Pero Marx ya alertaba sobre los desvaríos del pensamiento abstracto. Y a Lenin le empezó a pasar lo mismo con el arte abstracto cuando los avangardistas pintaron de colores brillantes (e indelebles) los árboles del Paseo Alexandrovski frente al Kremlin, y por supuesto los secaron. El constructivismo ruso fue a París sabiendo ya que era póstumo. Tenían los días contados antes de que muriera Lenin, Stalin no se ocupó de ellos antes porque estaba dedicado a Trotsky, pero los tenía inequívocamente en la mira. Maiacovski le ganó de mano. Su suicidio es la fecha oficial de defunción del constructivismo. Fue apenas volvió Rodchenko de la Expo de París. La foto que le hizo a su compañero de correrías es archiconocida: Maiacovski parado con las piernas muy abiertas y un tormento en la cara que mete miedo. Antes de volarse los sesos dejó estas líneas junto a su cadáver: “Lo difícil no es morir sino seguir viviendo”. Rodchenko no pensaba lo mismo. Es más: creía ilusamente que la frase de Stalin (“La URSS necesita que sus artistas sean ingenieros de almas”) se basaba en una frase suya (“El Hombre Nuevo vendrá de la unión del arte con la ingeniería”). Logró clemencia, cuando fueron por él, a cambio de fotos. Sus imágenes fueron el equivalente soviético de lo que habían sido las imágenes de Leni Riefenstahl para el Reich: la verdadera estatuaria del régimen, su propaganda más contundente. Cuando uno piensa en las proezas hidráulicas, eléctricas, arquitectónicas y atléticas del stalinismo, son fotos de Rodchenko lo que está viendo en su cabeza.

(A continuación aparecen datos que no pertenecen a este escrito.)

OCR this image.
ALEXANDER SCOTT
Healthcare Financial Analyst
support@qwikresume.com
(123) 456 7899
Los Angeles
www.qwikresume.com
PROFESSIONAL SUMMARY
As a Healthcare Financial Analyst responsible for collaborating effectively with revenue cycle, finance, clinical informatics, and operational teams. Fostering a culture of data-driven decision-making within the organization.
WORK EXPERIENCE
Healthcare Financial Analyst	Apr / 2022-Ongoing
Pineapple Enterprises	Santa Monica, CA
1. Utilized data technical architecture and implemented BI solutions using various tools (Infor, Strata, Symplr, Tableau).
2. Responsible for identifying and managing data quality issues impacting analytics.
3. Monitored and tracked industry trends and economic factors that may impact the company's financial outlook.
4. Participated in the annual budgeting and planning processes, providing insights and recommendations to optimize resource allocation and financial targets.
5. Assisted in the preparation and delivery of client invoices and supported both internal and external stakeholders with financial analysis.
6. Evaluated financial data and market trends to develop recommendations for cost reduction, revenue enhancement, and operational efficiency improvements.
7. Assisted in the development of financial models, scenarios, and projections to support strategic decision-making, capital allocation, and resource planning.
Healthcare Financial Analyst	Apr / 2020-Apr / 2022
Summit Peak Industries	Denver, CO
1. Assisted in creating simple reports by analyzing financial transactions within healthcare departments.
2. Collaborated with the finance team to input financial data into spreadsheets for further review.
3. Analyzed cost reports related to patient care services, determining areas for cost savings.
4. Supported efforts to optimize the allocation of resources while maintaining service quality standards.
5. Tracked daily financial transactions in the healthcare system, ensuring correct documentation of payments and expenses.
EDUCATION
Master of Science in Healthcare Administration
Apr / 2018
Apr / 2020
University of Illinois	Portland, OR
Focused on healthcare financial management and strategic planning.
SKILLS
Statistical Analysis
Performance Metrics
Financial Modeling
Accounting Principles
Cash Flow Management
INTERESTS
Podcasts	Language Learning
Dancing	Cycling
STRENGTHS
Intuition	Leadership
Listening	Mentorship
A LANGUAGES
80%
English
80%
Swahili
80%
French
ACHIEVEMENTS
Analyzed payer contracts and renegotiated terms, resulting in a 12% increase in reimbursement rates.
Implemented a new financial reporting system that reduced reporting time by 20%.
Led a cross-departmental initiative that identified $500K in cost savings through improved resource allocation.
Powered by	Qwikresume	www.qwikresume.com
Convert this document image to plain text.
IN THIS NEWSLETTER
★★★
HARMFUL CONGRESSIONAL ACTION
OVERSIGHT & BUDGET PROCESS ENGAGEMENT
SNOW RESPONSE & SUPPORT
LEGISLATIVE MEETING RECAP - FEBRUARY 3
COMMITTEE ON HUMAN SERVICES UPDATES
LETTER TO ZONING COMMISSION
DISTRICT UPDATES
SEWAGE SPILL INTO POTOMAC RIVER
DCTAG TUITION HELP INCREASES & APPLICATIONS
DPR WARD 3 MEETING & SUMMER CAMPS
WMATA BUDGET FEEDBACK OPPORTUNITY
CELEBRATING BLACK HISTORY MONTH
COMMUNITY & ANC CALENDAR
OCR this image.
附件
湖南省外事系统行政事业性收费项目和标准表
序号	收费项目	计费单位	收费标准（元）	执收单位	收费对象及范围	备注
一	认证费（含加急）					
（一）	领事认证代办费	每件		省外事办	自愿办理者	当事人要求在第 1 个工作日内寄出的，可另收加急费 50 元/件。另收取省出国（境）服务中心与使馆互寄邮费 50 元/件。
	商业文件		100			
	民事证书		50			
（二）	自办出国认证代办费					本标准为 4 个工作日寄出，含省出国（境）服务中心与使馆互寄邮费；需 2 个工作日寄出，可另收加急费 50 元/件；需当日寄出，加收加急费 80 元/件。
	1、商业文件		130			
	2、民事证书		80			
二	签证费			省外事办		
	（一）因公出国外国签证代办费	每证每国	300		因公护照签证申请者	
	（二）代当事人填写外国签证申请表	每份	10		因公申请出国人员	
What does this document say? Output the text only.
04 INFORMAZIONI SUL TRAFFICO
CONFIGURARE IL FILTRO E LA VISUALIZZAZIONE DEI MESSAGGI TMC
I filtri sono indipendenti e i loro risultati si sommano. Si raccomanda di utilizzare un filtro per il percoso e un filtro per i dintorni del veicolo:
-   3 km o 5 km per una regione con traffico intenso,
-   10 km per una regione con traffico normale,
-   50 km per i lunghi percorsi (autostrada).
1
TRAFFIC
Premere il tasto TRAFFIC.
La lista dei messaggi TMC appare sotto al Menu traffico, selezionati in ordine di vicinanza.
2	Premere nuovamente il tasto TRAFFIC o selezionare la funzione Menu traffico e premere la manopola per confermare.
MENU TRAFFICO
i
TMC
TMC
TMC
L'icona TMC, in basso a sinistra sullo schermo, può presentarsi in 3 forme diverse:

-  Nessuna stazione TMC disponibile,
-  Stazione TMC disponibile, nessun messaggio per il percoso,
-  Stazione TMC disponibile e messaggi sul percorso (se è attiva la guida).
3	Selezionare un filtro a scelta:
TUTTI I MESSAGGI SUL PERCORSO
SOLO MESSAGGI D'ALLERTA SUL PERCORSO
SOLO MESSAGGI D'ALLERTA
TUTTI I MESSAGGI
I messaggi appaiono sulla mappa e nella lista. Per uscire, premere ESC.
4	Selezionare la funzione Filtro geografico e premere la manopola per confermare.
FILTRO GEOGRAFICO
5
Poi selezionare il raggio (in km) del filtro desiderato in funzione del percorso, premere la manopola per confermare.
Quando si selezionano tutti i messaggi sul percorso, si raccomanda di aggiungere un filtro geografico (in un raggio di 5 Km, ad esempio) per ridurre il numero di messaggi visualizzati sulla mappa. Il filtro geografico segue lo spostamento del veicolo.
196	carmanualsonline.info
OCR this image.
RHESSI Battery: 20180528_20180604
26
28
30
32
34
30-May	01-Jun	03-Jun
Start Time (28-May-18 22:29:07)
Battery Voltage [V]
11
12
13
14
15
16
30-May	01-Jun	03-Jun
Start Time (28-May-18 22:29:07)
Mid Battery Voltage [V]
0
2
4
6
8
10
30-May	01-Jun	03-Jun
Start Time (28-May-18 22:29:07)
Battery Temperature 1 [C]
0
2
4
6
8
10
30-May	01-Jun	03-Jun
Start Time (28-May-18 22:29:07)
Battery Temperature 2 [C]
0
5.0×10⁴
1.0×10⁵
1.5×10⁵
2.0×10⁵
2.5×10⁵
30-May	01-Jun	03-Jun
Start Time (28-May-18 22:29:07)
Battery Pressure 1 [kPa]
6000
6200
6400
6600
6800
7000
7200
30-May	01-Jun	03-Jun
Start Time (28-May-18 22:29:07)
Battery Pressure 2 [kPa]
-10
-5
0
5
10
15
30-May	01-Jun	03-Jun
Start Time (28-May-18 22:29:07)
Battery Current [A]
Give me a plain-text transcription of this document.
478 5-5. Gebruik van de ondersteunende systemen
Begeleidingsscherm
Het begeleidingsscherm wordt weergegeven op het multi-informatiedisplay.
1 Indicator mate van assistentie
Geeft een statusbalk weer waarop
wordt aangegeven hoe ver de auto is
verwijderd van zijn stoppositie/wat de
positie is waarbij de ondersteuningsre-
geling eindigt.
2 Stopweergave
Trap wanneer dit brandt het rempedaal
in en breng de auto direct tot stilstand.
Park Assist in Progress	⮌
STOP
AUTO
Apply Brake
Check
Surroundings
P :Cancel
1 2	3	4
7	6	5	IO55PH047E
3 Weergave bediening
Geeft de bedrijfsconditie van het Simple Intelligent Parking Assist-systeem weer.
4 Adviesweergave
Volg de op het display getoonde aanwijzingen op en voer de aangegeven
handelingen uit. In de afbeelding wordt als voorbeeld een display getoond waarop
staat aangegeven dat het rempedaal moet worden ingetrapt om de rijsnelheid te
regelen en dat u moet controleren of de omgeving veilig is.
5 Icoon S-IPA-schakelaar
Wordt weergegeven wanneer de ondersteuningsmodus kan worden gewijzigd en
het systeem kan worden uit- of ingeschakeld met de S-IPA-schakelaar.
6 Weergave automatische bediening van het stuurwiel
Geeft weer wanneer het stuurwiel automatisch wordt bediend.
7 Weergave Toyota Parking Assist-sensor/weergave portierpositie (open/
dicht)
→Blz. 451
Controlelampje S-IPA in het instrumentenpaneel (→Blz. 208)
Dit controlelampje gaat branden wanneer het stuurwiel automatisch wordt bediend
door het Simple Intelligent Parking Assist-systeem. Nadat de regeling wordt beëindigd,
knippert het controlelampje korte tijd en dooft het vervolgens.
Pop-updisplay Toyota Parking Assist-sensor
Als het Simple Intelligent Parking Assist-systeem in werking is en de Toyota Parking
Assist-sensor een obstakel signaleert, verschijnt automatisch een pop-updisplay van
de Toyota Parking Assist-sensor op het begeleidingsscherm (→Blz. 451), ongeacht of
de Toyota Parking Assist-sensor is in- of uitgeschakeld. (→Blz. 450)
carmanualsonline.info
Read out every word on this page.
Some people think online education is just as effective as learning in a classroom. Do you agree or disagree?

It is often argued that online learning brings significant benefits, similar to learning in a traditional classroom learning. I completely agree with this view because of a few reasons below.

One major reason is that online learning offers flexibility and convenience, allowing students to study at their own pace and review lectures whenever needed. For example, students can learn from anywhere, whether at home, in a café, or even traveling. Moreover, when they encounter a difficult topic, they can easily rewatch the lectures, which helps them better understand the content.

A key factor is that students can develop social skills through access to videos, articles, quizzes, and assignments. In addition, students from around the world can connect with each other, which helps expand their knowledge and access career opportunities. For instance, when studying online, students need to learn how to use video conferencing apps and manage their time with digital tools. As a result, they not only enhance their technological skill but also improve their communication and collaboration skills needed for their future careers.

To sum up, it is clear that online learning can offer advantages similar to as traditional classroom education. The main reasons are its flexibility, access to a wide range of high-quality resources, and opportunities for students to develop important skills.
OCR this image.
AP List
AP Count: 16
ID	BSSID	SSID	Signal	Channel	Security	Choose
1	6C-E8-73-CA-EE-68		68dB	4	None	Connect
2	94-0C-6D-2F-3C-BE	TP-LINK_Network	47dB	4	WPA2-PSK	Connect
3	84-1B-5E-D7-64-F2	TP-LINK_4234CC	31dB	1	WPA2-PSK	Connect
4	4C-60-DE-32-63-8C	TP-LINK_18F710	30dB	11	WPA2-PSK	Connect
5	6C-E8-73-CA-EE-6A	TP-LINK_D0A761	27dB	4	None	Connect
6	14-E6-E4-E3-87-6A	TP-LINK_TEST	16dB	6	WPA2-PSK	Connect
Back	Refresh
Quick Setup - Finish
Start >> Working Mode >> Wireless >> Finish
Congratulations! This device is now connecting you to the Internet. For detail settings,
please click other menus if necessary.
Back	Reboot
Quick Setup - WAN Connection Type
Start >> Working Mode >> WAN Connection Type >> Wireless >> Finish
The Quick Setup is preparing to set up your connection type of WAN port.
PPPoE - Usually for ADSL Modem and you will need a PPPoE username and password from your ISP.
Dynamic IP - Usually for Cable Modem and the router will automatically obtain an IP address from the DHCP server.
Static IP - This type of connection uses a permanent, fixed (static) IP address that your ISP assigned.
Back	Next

Nadie se miraba mucho a los ojos en la URSS en aquella época. Como escribió Ajmátova: “Fue la época en que sólo los muertos podían sonreír, felices de descansar al fin”. Así que Rodchenko pasó más o menos inadvertido en su ignominia, desde 1926 hasta que murió, treinta años después. Vaya a saberse si como autocastigo, en los años finales de su vida, cuando ya no lo dejaban ni sacar fotos, volvió a pintar. A pintar figurativo: pintaba payasos. El hombre que le puso la lápida a la pintura, el hombre que reformuló la fotografía y la propaganda política, el iconoclasta por excelencia de su tiempo, terminó sus días pintando payasos tristes que no se atrevía a mostrar a nadie, en el mismo departamento moscovita donde tenía enrollado en el fondo de un ropero el lienzo en rojo que dejaría a Chatwin sin respiración veinte años después.